A nova Constituição foi aprovada por 58,7% dos bolivianos em pleito de abstenção mínima (9% dos 3,9 milhões de eleitores), graças ao forte apoio das comunidades indígenas de La Paz e da população rural. O problema é que dos nove Departamentos em que se divide o território boliviano, apenas em quatro ganhou o “sim”: La Paz, Cochabamba, Oruro e Potosí. Nos outros cinco – Santa Cruz, Chuquisaca, Tarija, Pando e Beni – ela foi rejeitada em média por 61% dos votantes. Uma vez que neste grupo a nova Constituição não é aceita, permanece a dura divisão da sociedade boliviana que o governo Evo parece fazer questão de aprofundar. No pleito de domingo o caso mais crítico foi o de Pando, onde uma matança com treze vítimas na localidade de Porvenir no último 11 de setembro provocou um Estado de Sítio, a prisão do prefeito (equivale ao posto de governador) Leopoldo Fernández, a nomeação de um militar para o seu lugar e a fuga das autoridades locais para Brasiléia, no Acre. Sob controle militar permanente, a campanha pelo “não” foi quase nula por medo da perseguição e mesmo com dois eleitores de cada dez ficando em casa, 61% dos que compareceram votaram contra a proposta do governo. Em Chuquisaca, a prefeita indígena Savina Cuellar deu a palavra de ordem de “desacato” à nova Constituição, uma posição que pode, perigosamente, conquistar adeptos nos próximos dias e meses. Nas ruas de Sucre, a capital do Departamento, o povo em praça pública gritava: “Savina de pé. Evo de joelhos”.

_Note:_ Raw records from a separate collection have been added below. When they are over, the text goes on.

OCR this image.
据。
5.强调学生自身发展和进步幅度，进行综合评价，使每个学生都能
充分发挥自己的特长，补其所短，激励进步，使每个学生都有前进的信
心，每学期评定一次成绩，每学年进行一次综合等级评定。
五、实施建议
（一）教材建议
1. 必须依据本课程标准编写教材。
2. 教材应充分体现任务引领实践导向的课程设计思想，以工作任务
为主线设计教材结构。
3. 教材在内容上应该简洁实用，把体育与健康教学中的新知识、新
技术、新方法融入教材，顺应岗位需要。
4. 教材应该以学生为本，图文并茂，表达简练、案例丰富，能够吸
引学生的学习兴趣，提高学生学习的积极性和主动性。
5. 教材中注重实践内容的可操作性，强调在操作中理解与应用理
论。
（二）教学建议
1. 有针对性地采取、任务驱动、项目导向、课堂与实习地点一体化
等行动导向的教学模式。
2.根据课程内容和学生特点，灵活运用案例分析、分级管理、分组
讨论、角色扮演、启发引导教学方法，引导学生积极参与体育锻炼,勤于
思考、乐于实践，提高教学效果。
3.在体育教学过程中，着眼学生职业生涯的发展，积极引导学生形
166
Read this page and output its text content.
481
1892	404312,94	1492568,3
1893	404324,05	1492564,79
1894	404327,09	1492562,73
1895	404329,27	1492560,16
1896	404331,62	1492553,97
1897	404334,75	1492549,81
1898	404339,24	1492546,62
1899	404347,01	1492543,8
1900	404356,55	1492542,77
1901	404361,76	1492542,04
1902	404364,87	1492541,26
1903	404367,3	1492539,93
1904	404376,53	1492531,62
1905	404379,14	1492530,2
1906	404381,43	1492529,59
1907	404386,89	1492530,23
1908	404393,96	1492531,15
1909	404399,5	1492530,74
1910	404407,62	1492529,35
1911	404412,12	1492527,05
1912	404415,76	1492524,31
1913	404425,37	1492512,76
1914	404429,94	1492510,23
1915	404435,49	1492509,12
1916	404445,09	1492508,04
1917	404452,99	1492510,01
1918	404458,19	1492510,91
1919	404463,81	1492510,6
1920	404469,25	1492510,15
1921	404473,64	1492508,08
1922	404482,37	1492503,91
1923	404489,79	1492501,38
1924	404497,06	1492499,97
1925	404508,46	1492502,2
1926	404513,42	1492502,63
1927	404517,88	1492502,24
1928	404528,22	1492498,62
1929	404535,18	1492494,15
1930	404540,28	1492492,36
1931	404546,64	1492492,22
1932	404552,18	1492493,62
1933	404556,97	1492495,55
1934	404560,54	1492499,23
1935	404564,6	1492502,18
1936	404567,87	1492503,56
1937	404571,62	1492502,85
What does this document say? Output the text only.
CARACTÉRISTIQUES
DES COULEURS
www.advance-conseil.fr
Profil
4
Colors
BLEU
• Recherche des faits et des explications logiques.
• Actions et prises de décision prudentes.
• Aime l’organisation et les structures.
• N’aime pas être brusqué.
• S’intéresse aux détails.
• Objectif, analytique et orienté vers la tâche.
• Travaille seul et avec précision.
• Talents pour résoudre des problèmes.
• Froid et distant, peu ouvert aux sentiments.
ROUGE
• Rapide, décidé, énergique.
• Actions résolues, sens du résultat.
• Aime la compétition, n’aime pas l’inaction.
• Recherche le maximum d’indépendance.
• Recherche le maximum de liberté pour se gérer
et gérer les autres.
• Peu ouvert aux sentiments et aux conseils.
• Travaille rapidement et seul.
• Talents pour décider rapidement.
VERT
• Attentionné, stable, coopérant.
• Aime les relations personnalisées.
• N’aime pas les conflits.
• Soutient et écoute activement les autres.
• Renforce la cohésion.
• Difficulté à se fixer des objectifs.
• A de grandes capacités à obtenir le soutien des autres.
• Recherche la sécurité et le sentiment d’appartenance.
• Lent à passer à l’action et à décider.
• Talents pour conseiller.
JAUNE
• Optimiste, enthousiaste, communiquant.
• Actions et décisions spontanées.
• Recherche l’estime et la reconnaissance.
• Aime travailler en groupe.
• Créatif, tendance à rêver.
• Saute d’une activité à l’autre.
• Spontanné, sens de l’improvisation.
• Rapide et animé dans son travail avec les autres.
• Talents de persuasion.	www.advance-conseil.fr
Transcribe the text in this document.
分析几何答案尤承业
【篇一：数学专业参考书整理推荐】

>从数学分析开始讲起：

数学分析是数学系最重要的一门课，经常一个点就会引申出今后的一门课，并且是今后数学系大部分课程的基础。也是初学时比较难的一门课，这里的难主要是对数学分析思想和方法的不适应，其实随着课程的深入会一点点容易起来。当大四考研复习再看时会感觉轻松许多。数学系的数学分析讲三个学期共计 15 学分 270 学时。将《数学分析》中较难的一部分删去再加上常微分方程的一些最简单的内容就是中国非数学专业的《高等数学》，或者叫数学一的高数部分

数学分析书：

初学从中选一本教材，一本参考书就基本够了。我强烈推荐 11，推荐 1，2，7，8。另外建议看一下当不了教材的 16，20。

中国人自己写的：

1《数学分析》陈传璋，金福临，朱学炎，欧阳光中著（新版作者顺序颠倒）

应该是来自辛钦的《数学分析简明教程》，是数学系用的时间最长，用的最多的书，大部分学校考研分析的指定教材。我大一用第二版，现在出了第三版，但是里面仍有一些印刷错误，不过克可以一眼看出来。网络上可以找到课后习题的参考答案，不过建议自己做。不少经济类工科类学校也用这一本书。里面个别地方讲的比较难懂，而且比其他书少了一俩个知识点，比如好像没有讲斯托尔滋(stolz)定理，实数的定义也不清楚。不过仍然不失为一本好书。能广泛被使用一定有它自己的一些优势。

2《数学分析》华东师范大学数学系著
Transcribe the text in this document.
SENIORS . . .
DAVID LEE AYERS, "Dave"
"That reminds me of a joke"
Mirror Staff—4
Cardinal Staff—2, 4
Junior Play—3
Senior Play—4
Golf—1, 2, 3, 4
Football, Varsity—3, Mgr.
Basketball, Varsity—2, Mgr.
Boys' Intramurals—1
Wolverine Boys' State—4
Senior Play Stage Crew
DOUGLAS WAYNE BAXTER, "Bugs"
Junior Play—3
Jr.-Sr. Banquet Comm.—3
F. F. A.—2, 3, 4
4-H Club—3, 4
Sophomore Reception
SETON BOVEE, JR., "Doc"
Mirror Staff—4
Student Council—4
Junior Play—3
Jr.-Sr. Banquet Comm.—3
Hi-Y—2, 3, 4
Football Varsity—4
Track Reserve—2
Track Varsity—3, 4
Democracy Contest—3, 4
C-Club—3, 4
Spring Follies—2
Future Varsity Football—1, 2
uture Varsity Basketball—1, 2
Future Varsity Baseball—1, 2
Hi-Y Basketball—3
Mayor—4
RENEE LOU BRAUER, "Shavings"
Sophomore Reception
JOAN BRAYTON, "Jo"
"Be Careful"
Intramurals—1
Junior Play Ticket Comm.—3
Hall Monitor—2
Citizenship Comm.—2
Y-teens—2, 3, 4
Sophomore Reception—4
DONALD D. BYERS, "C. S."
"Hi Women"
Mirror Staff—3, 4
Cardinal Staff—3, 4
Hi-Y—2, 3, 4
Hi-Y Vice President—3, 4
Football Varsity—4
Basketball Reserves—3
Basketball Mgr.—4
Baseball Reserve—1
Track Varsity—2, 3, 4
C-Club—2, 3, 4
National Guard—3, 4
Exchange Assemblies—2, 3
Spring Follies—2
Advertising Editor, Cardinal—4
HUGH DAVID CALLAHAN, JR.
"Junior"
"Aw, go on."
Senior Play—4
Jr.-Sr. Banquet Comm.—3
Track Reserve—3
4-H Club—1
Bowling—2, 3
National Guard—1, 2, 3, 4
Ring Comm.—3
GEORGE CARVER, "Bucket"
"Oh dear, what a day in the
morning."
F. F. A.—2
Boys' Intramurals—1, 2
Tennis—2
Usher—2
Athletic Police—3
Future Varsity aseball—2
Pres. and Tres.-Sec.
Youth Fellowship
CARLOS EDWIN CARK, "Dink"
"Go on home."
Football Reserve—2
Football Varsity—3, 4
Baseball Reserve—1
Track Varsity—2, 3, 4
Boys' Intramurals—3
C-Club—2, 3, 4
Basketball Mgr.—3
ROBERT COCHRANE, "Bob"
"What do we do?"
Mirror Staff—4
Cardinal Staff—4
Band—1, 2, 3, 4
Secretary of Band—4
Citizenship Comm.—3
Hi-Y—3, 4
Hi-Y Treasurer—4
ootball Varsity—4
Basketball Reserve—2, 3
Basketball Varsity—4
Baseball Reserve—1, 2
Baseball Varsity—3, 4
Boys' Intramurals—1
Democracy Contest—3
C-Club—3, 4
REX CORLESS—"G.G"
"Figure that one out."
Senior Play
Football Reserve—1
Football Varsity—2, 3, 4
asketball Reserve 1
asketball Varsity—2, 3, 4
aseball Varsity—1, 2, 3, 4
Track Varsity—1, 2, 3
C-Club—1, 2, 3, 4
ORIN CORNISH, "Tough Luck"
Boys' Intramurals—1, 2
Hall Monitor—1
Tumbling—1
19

Em comparação com os resultados do referendo revogatório do mandato presidencial de agosto do ano passado, o apoio a Evo diminuiu um pouco, mas no essencial a situação não mudou, consolidando-se a fratura do estado boliviano entre os Collas do Altiplano e os Cambas das planícies. É indiscutível que o MAS se fortalece com a aprovação majoritária da sua Carta Magna, mas para implementá-la será preciso recuperar a confiança da Bolívia não-índia, evitando que o país afunde numa luta fratricida que a muito custo tem sido contida.
* Escritor, analista internacional
Autor do livro Guerra en los Andes (2ª edição Ed. Abya-Yala, Quito – 2008)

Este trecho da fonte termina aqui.